- A Receita Federal alterou a interpretação sobre permutas financeiras no mercado imobiliário, resultando em bitributação para proprietários de terrenos.
- Os proprietários agora são considerados vendedores e devem pagar Imposto de Renda sobre ganho de capital, que pode chegar a 22,5%.
- As incorporadoras, por sua vez, se beneficiam de uma alíquota reduzida de 4% através do Regime Especial de Tributação.
- A permuta financeira não envolve pagamento imediato, mas sim participação nos resultados do empreendimento, levando a uma duplicidade de tributação.
- Advogados recomendam que proprietários busquem assessoria jurídica antes de firmar acordos de permuta para evitar prejuízos tributários.
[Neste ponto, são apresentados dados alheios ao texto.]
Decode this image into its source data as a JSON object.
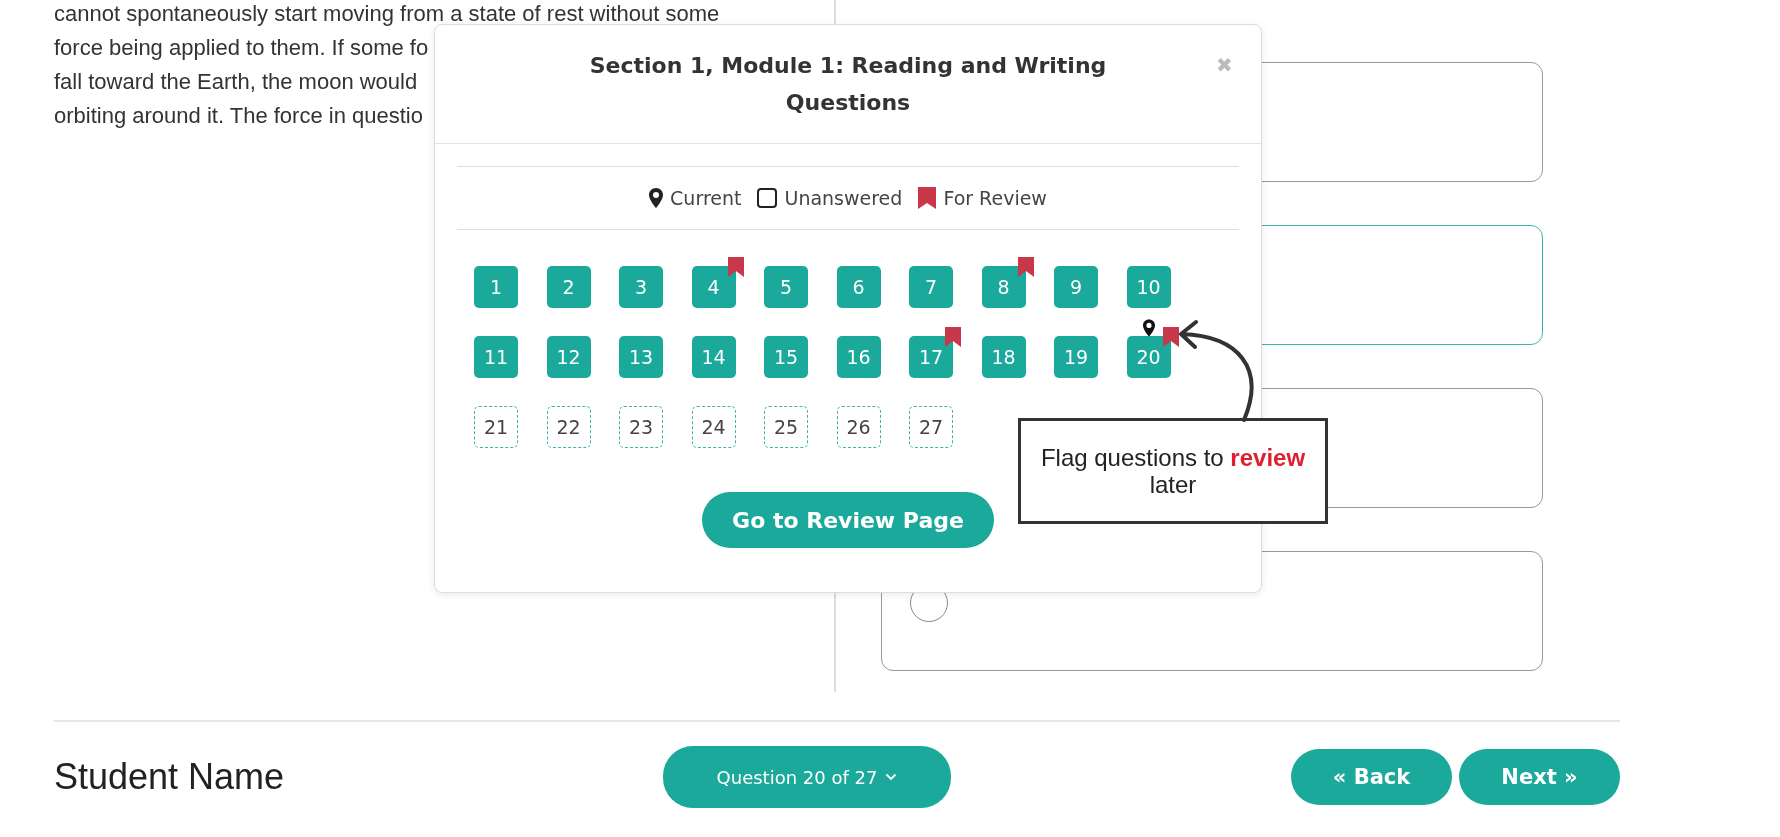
{
  "passage": {
    "lines": [
      "cannot spontaneously start moving from a state of rest without some",
      "force being applied to them. If some fo",
      "fall toward the Earth, the moon would",
      "orbiting around it. The force in questio"
    ]
  },
  "options": [
    {
      "selected": false
    },
    {
      "selected": true
    },
    {
      "selected": false
    },
    {
      "selected": false
    }
  ],
  "modal": {
    "title": "Section 1, Module 1: Reading and Writing Questions",
    "close": "✖",
    "legend": [
      {
        "kind": "current",
        "label": "Current"
      },
      {
        "kind": "unanswered",
        "label": "Unanswered"
      },
      {
        "kind": "review",
        "label": "For Review"
      }
    ],
    "questions": [
      {
        "label": "1",
        "answered": true,
        "flagged": false,
        "current": false
      },
      {
        "label": "2",
        "answered": true,
        "flagged": false,
        "current": false
      },
      {
        "label": "3",
        "answered": true,
        "flagged": false,
        "current": false
      },
      {
        "label": "4",
        "answered": true,
        "flagged": true,
        "current": false
      },
      {
        "label": "5",
        "answered": true,
        "flagged": false,
        "current": false
      },
      {
        "label": "6",
        "answered": true,
        "flagged": false,
        "current": false
      },
      {
        "label": "7",
        "answered": true,
        "flagged": false,
        "current": false
      },
      {
        "label": "8",
        "answered": true,
        "flagged": true,
        "current": false
      },
      {
        "label": "9",
        "answered": true,
        "flagged": false,
        "current": false
      },
      {
        "label": "10",
        "answered": true,
        "flagged": false,
        "current": false
      },
      {
        "label": "11",
        "answered": true,
        "flagged": false,
        "current": false
      },
      {
        "label": "12",
        "answered": true,
        "flagged": false,
        "current": false
      },
      {
        "label": "13",
        "answered": true,
        "flagged": false,
        "current": false
      },
      {
        "label": "14",
        "answered": true,
        "flagged": false,
        "current": false
      },
      {
        "label": "15",
        "answered": true,
        "flagged": false,
        "current": false
      },
      {
        "label": "16",
        "answered": true,
        "flagged": false,
        "current": false
      },
      {
        "label": "17",
        "answered": true,
        "flagged": true,
        "current": false
      },
      {
        "label": "18",
        "answered": true,
        "flagged": false,
        "current": false
      },
      {
        "label": "19",
        "answered": true,
        "flagged": false,
        "current": false
      },
      {
        "label": "20",
        "answered": true,
        "flagged": true,
        "current": true
      },
      {
        "label": "21",
        "answered": false,
        "flagged": false,
        "current": false
      },
      {
        "label": "22",
        "answered": false,
        "flagged": false,
        "current": false
      },
      {
        "label": "23",
        "answered": false,
        "flagged": false,
        "current": false
      },
      {
        "label": "24",
        "answered": false,
        "flagged": false,
        "current": false
      },
      {
        "label": "25",
        "answered": false,
        "flagged": false,
        "current": false
      },
      {
        "label": "26",
        "answered": false,
        "flagged": false,
        "current": false
      },
      {
        "label": "27",
        "answered": false,
        "flagged": false,
        "current": false
      }
    ],
    "button": "Go to Review Page"
  },
  "callout": {
    "text": "Flag questions to **review** later"
  },
  "footer": {
    "student": "Student Name",
    "question_nav": "Question 20 of 27",
    "back": "« Back",
    "next": "Next »"
  }
}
O mercado imobiliário brasileiro enfrenta um novo desafio com a recente interpretação da Receita Federal sobre permutas financeiras. Essa prática, que permite a troca de terrenos por participação em empreendimentos, agora resulta em bitributação para os proprietários, que são considerados vendedores e, portanto, sujeitos a uma carga tributária elevada.
A Solução de Consulta COSIT nº 89/2025, publicada em junho, estabelece que os proprietários de terrenos, ao optarem por permutas, devem pagar Imposto de Renda sobre ganho de capital, que pode chegar a 22,5%. Em contrapartida, as incorporadoras se beneficiam de uma alíquota reduzida de 4% por meio do Regime Especial de Tributação (RET). Essa discrepância gera um cenário em que os proprietários, que assumem riscos semelhantes aos das incorporadoras, enfrentam uma tributação desproporcional.
Na prática, a permuta financeira não envolve um pagamento imediato, mas sim uma participação nos resultados do empreendimento. O proprietário se torna um “sócio informal”, recebendo mensalmente um percentual das vendas realizadas. No entanto, ao repassar o valor correspondente à participação do proprietário, a incorporadora já deduz a alíquota de 4%, resultando em uma duplicidade de tributação.
Advogados, como Guilherme Malta, do escritório Mota Kalume Advogados, alertam que essa interpretação da Receita Federal ignora a realidade econômica da operação. Malta defende que os proprietários deveriam ser tratados como co-incorporadores, tendo direito ao mesmo regime fiscal das incorporadoras. Ele ressalta que a legislação não proíbe essa abordagem, mas a interpretação atual é excessivamente formal.
Diante desse cenário, é crucial que os proprietários busquem assessoria jurídica antes de firmar acordos de permuta. A falta de compreensão sobre as implicações tributárias pode levar a prejuízos significativos. Malta sugere que é possível judicializar casos para que os proprietários sejam reconhecidos como co-incorporadores ou para revisar contratos de permuta, minimizando os impactos tributários.